Since lockdown began, I’ve been mostly unable to function and endlessly tired, as so many of my routines have been destroyed or disrupted. I suspended all work on my thesis. (I am a Ph.D. student studying chemistry.) All the grocery stores near me have been, until recently, mostly empty due to panic-buying. I always keep a small stockpile of my ‘safe foods,’ but it didn’t last long. I’ve struggled to adjust to phone and video calls for work, due to auditory-processing problems. I had a meltdown after calling the doctor’s office and learning that they only had phone appointments available.
Neurotypicals are, for the first time, experiencing the overwhelming fear of uncertainty that I experience every day. The unanswered questions. Not knowing who to believe. Going outside now requires a checklist, a plan of action, a script and a ritual, something I’ve done since I was old enough to walk.
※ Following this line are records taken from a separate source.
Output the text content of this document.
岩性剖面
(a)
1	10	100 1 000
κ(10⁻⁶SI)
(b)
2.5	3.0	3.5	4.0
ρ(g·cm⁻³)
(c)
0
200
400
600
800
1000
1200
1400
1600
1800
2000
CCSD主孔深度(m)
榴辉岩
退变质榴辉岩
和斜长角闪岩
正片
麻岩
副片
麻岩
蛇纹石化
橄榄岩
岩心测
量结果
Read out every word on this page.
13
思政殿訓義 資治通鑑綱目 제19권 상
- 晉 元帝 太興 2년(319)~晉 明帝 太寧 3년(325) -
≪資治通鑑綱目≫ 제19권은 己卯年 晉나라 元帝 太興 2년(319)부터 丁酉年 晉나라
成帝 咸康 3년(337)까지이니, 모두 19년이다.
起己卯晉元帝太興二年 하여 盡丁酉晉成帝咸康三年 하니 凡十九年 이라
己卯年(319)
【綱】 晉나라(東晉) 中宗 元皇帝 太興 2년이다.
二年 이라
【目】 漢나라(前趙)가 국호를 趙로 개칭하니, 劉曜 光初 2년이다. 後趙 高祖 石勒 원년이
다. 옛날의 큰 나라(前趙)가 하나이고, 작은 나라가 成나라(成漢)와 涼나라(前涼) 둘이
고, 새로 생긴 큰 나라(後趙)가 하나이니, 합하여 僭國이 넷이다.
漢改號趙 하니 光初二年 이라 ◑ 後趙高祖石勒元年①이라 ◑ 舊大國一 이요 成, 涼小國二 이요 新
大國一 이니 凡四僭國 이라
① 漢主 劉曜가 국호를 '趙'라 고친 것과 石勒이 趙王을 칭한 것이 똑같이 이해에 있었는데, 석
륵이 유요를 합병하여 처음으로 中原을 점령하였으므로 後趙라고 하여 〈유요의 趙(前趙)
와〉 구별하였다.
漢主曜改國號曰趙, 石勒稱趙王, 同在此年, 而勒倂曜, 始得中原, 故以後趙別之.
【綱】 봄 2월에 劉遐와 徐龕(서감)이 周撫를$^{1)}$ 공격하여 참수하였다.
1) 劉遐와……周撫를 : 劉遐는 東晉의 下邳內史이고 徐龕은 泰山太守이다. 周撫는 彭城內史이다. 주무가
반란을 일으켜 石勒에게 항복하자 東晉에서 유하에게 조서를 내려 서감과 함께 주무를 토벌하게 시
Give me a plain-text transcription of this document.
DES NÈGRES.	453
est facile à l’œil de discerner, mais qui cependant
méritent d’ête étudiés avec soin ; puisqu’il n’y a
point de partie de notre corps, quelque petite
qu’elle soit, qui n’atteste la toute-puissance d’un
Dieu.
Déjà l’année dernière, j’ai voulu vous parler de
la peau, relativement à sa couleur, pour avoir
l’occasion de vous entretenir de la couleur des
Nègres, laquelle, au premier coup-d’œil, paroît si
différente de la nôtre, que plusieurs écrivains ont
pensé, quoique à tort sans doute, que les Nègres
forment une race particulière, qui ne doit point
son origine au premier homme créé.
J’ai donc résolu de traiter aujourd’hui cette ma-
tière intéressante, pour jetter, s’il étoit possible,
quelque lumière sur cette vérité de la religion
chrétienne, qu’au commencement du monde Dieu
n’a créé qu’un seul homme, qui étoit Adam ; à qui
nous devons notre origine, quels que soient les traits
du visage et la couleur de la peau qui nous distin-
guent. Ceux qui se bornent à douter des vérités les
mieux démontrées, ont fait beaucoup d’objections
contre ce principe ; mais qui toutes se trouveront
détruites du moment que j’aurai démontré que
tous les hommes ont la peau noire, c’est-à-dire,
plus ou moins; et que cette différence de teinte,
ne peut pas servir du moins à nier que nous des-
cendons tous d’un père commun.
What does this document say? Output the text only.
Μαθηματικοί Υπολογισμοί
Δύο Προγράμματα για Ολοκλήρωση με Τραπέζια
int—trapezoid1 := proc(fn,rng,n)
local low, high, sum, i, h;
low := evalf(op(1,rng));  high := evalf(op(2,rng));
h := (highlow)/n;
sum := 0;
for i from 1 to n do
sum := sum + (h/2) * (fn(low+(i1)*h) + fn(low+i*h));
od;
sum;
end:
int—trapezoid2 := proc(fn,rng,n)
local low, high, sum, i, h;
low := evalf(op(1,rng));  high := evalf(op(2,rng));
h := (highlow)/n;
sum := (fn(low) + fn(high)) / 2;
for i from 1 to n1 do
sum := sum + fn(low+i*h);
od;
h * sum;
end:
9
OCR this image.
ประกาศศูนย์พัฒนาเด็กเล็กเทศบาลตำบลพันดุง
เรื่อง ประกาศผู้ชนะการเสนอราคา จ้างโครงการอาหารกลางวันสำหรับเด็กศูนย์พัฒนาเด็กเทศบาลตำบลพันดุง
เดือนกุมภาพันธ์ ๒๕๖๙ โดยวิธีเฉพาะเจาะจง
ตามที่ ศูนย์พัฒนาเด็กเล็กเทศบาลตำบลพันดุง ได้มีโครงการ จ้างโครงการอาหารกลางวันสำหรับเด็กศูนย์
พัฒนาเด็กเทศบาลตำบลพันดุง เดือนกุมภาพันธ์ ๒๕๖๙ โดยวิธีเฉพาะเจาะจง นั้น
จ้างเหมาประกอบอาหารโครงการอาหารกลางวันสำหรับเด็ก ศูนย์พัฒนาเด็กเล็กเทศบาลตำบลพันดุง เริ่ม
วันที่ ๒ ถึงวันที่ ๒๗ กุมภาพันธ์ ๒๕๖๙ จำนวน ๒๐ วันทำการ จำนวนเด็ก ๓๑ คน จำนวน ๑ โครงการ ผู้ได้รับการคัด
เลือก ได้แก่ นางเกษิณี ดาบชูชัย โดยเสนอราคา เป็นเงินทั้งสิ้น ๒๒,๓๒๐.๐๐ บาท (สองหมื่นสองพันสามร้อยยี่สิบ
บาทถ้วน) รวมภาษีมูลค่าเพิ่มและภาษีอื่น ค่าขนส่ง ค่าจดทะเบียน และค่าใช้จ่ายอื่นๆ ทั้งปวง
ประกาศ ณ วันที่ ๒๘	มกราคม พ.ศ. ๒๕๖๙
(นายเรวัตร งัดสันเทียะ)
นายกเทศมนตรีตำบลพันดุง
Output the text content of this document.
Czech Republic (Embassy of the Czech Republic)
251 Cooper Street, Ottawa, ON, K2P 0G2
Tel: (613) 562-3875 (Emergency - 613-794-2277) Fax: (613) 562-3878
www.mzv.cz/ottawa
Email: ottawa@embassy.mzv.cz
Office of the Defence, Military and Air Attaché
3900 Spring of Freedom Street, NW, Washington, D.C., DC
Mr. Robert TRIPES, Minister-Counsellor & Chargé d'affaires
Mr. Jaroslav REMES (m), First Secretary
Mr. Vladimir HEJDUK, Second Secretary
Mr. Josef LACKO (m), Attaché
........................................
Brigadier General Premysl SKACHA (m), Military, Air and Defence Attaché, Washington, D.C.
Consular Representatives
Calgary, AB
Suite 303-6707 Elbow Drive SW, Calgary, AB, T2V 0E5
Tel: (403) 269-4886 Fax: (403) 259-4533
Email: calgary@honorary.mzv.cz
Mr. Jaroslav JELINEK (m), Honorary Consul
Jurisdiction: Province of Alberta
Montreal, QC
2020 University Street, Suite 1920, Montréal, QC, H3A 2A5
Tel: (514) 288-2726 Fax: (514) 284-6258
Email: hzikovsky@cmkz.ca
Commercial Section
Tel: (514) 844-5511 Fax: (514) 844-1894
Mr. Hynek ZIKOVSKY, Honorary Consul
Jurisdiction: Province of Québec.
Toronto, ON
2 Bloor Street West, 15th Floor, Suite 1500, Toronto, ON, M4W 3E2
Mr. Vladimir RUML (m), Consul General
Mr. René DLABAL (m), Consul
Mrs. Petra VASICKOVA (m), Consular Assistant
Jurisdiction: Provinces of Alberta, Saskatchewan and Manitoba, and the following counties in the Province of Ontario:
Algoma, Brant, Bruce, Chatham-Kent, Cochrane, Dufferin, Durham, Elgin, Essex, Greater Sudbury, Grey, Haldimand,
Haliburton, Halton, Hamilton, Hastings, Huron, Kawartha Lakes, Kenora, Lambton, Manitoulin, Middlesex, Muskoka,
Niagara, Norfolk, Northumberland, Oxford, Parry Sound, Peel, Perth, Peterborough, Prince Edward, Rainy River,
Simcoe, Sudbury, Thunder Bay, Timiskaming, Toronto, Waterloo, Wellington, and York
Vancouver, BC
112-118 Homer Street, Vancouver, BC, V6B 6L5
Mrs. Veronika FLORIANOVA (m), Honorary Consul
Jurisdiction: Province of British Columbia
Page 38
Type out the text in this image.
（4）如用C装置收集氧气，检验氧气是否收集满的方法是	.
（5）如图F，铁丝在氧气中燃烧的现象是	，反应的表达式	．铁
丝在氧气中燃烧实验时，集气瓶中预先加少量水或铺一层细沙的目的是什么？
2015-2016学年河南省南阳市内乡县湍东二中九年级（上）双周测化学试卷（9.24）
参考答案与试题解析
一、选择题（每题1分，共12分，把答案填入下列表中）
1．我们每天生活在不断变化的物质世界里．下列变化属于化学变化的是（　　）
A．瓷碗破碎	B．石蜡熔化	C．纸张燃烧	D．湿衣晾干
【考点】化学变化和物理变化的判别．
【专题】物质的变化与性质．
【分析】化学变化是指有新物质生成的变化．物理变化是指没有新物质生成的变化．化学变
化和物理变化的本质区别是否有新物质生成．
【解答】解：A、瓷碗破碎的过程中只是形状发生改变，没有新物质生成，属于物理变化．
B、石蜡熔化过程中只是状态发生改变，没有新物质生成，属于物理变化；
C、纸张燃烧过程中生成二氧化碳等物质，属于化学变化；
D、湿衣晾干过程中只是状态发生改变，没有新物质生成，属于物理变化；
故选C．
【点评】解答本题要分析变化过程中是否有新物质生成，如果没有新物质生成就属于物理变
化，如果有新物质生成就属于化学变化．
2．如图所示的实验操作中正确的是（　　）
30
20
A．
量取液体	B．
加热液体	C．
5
Coronavirus ruined a great year for me. I had a great teacher, good friends in my class. But I’m fine. I just go, okay, we are doing this now. I usually like being at home anyway, unless Mum and Dad say it is a compulsory outing. What changed is that school is over Zoom. The teacher is not staying with us through much of the day. She usually checks in with the class in the morning and then we just do the work we’ve been assigned. I have a lot more free time now. In normal school, I learn mostly social stuff, and now at home I’m catching up on academics. Since I can’t go out unless it is to exercise, I end up exercising more. We even bike with our cats, which ride in carriers strapped to our backs. I’m not worried much about the virus itself. I trust Mum and Dad to give me updates when the situation changes, like if there is a cure or if things are getting worse. All in all, I think it could be a really good bonding experience for the world to work together. Together, we can get through this.